Subcontracting work or hiring assistants
Where a worker has the ability to subcontract work or hire assistants, his or her chance of profit is impacted and there is a risk of financial loss — a situation typically associated with self-employment. Employees are generally restricted from hiring replacement workers. In his employment contract, Alex was required to perform all services himself and was not permitted to hire assistants. This implied an employer-employee relationship.
Employees generally do not incur financial risk. Self-employed individuals can incur losses through expenses such as tools, equipment, office space, advertising and unfulfilled contract obligations. Unlike employees, self-employed individuals are not normally reimbursed for these expenses.
Alex’s contract was a simple one: he was to be reimbursed for any expenses incurred, and his contract had no end date. In other words, his relationship with Charlie’s Plumbing Agency was to be one of an ongoing nature, saving him the costs of advertising. Also, any liability resulting from the work performed would be a liability of Charlie’s Plumbing Agency and not a direct liability to Alex. Again, an implied employer-employee relationship.
Opportunity for profit
The opportunity to realize a profit or incur a loss indicates that a worker controls the business aspects of the services rendered and that a business/self-employment relationship likely exists. The extent to which a worker can control his or her remuneration for work performed, and increase or decrease expenses, speaks to that individual’s ability to manage profits. Employee revenues are generally defined in advance and there is often little opportunity to share in the profits of the business. This latter situation defined Alex’s relationship with Charlie’s.
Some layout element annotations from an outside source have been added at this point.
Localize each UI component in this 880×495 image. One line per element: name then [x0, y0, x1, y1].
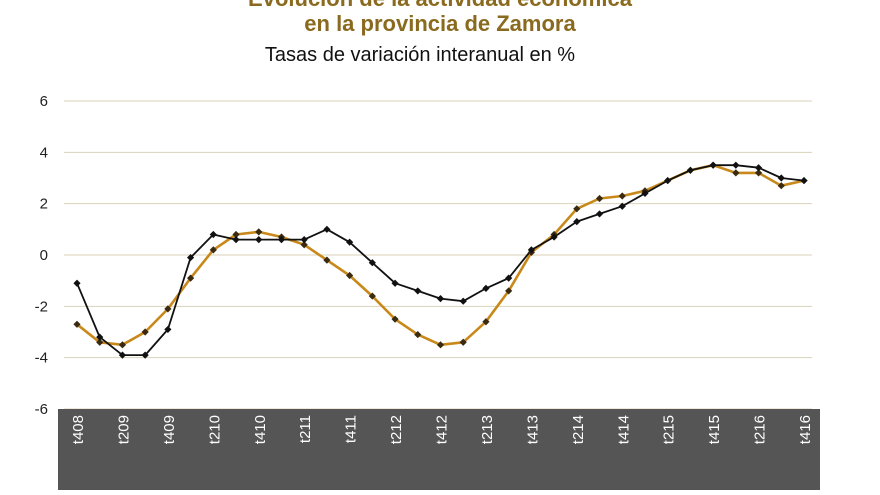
- data-point-series-2: [118, 351, 127, 359]
- x-axis-band: [58, 409, 820, 490]
- data-point-series-1: [323, 256, 331, 264]
- data-point-series-1: [459, 338, 467, 346]
- data-point-series-2: [664, 176, 672, 185]
- data-point-series-2: [550, 233, 558, 241]
- data-point-series-1: [436, 341, 445, 349]
- data-point-series-1: [573, 205, 581, 213]
- x-tick-label: t413: [524, 415, 541, 444]
- data-point-series-2: [732, 161, 740, 169]
- y-tick-label: -4: [35, 350, 48, 367]
- x-tick-label: t416: [797, 415, 814, 444]
- data-point-series-1: [777, 182, 785, 190]
- data-point-series-2: [323, 225, 331, 233]
- data-point-series-1: [209, 246, 217, 254]
- data-point-series-2: [391, 279, 399, 287]
- data-point-series-2: [73, 279, 81, 287]
- data-point-series-2: [482, 284, 490, 292]
- y-tick-label: 0: [40, 247, 48, 264]
- gridlines: [64, 100, 812, 410]
- data-point-series-1: [618, 192, 626, 200]
- data-point-series-1: [141, 328, 149, 336]
- x-tick-label: t209: [115, 415, 132, 444]
- data-point-series-1: [391, 315, 399, 323]
- data-point-series-1: [368, 292, 376, 300]
- x-tick-label: t414: [615, 415, 632, 444]
- data-point-series-1: [346, 271, 354, 280]
- series-line-2: [76, 164, 805, 357]
- data-point-series-2: [368, 259, 376, 267]
- y-tick-label: 2: [40, 196, 48, 213]
- data-point-series-1: [300, 241, 308, 249]
- data-point-series-2: [96, 333, 104, 341]
- data-point-series-1: [754, 169, 763, 177]
- data-point-series-1: [482, 318, 490, 326]
- data-point-series-2: [595, 210, 604, 218]
- data-point-series-2: [459, 297, 467, 305]
- data-point-series-2: [277, 236, 286, 244]
- x-tick-label: t411: [343, 415, 360, 443]
- x-tick-label: t410: [252, 415, 269, 444]
- data-point-series-2: [573, 218, 581, 226]
- chart-title-line-2: en la provincia de Zamora: [304, 11, 576, 36]
- x-tick-label: t216: [752, 415, 769, 444]
- data-point-series-1: [118, 341, 127, 349]
- x-tick-label: t210: [206, 415, 223, 444]
- data-point-series-2: [346, 238, 354, 246]
- data-point-series-2: [232, 236, 240, 244]
- x-tick-label: t409: [161, 415, 178, 444]
- y-tick-label: -6: [35, 401, 48, 418]
- x-tick-label: t211: [297, 415, 314, 443]
- data-point-series-2: [209, 230, 217, 239]
- y-tick-label: 4: [40, 144, 48, 161]
- data-point-series-1: [186, 274, 195, 282]
- data-point-series-2: [777, 174, 785, 182]
- x-tick-label: t412: [434, 415, 451, 444]
- data-point-series-1: [255, 228, 263, 236]
- data-point-series-1: [732, 169, 740, 177]
- y-axis-ticks: 6 4 2 0 -2 -4 -6: [35, 93, 48, 418]
- data-point-series-2: [709, 161, 717, 169]
- y-tick-label: -2: [35, 298, 48, 315]
- data-point-series-2: [505, 274, 513, 282]
- data-point-series-2: [141, 351, 149, 359]
- data-point-series-1: [595, 194, 604, 203]
- chart-title-line-1: Evolución de la actividad económica: [0, 0, 880, 11]
- x-tick-label: t408: [70, 415, 87, 444]
- data-point-series-1: [164, 305, 172, 313]
- data-point-series-1: [505, 287, 513, 295]
- data-point-series-1: [96, 338, 104, 346]
- x-tick-label: t415: [706, 415, 723, 444]
- data-point-series-2: [527, 246, 535, 254]
- data-point-series-1: [414, 330, 422, 339]
- data-point-series-2: [436, 295, 445, 303]
- data-point-series-2: [800, 176, 808, 185]
- x-axis-ticks: t408 t209 t409 t210 t410 t211 t411 t212 t412 t213…: [70, 415, 814, 444]
- data-point-series-2: [164, 325, 172, 334]
- x-tick-label: t212: [388, 415, 405, 444]
- x-tick-label: t215: [661, 415, 678, 444]
- chart-subtitle: Tasas de variación interanual en %: [264, 44, 576, 66]
- data-point-series-2: [618, 202, 626, 210]
- data-point-series-2: [686, 166, 695, 174]
- y-tick-label: 6: [40, 93, 48, 110]
- data-point-series-2: [414, 287, 422, 295]
- data-point-series-2: [641, 189, 649, 197]
- data-point-series-2: [255, 236, 263, 244]
- x-tick-label: t214: [570, 415, 587, 444]
- x-tick-label: t213: [479, 415, 496, 444]
- data-point-series-1: [73, 320, 81, 328]
- series-group: [73, 161, 808, 359]
- data-point-series-2: [754, 164, 763, 172]
- data-point-series-1: [232, 230, 240, 239]
- data-point-series-2: [300, 236, 308, 244]
- data-point-series-2: [186, 253, 195, 262]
So what does all of this mean for advisors? Many clients face employment offers similar to Alex’s without a complete understanding of related implications. Small business owners also face challenges in this area — in an effort to maximize profit and decrease employment-related expenses, the hiring of contractors as opposed to employees is often considered.
If you have clients in these predicaments, communicate the differences between employment and self-employment. If the terms and conditions of the work contract do not support the selected employment status, both worker and payer can face costly fees in respect of denied tax deductions, and/or unpaid CPP and EI premiums.
Although Alex and Charlie’s Plumbing Agency agreed that he would be treated as self-employed, characteristics of his work arrangement did not support this status. The inability to define his own work hours and work on multiple contracts at the same time, and his release of financial risk for the work performed, all pointed to an employer-employee relationship. Charlie’s provision of tools and equipment required to do the job also suggested that Alex was working as an employee as opposed to being self-employed.
If a worker or payer is not sure of the worker’s employment status, either party can request a ruling from the CRA using form CPT1, Request for a Ruling as to the Status of a Worker Under the Canada Pension Plan and/or the Employment Insurance Act.
In working with your clients, note that each case is unique, and the facts of each case must be analyzed to determine the most appropriate result.